Students at QU Benefitting from Emotional Support Animals

By Travis Richmiller

After having a hard day at school, while heading back to your dorm room, have you ever had the urge to be greeted by your favorite pet? But as you wish this would come true you think to yourself, “I can’t possibly bring my pet on campus and have him live in the dorms with me.” Well that’s not necessarily the case.

According to the American’s Disability Act, if you are a student that is struggling emotionally, and have the right documentation from a health care professional, you are allowed to have your very own pet on campus. These pets are referred to as emotional support animals.

Christine Tracy, director of the Student Success Center, is the person you would have to speak to about getting permission to have your emotional support animal on campus. Tracy will need to see documentation from a healthcare professional. Once that is completed she will notify housing and your animal is allowed to stay with you on campus.

Tracy has noticed good things come from students that have their very own furry companion on campus.

“Everyone who has brought in an emotional support animal has done well academically and socially,” Tracy stated.

Freshman nursing student, Haylee Martin, has her dog, Ava, as her emotional support animal. Unfortunately for Martin, her family dog that she’d had since she was little had recently passed away. It was hard on her and her family. So before she left for school she found Ava through a Facebook post, and received the right documentation to have her on campus with her.

Ava has helped Martin in many ways.

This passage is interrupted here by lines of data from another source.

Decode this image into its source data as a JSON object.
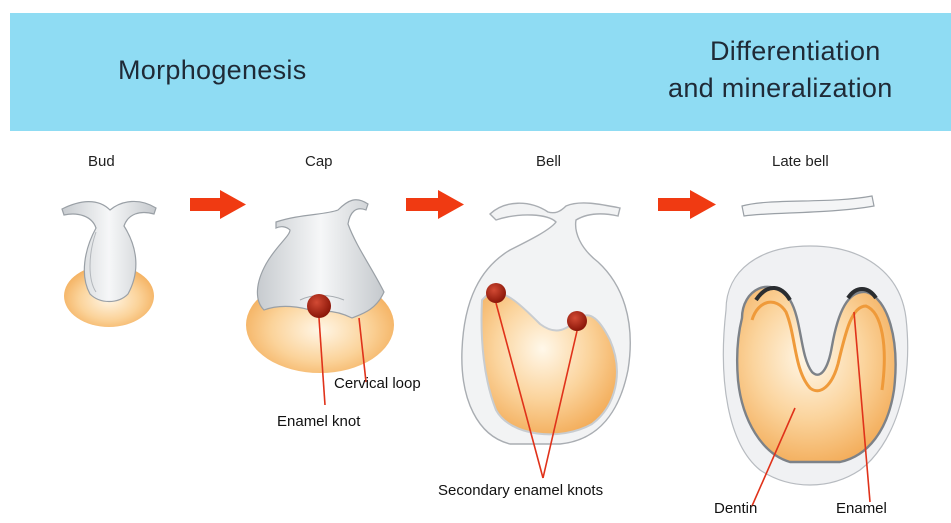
{
  "banner": {
    "left_title": "Morphogenesis",
    "right_title_line1": "Differentiation",
    "right_title_line2": "and mineralization"
  },
  "stages": [
    "Bud",
    "Cap",
    "Bell",
    "Late bell"
  ],
  "callouts": {
    "cervical_loop": "Cervical loop",
    "enamel_knot": "Enamel knot",
    "secondary_knots": "Secondary enamel knots",
    "dentin": "Dentin",
    "enamel": "Enamel"
  },
  "colors": {
    "banner": "#8fdcf3",
    "arrow": "#f03a12",
    "knot": "#a31e0e",
    "mesenchyme": "#f6b562",
    "epithelium": "#d9dcdf",
    "leader_line": "#e0321a"
  }
}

She has noticed that Ava has been a major stress reliever.

“She is good at detecting when I’m not feeling the greatest,” Martin said, “and she’ll love up on me when I’m feeling down, and I pet her and she instantly makes me happy.”

Martin believes that it is a good idea to allow students to have their emotional support animal accompany them on campus, and has noticed a lot of benefit from it.

“Having Ava to come back to is reassuring after a long day,” Martin stated.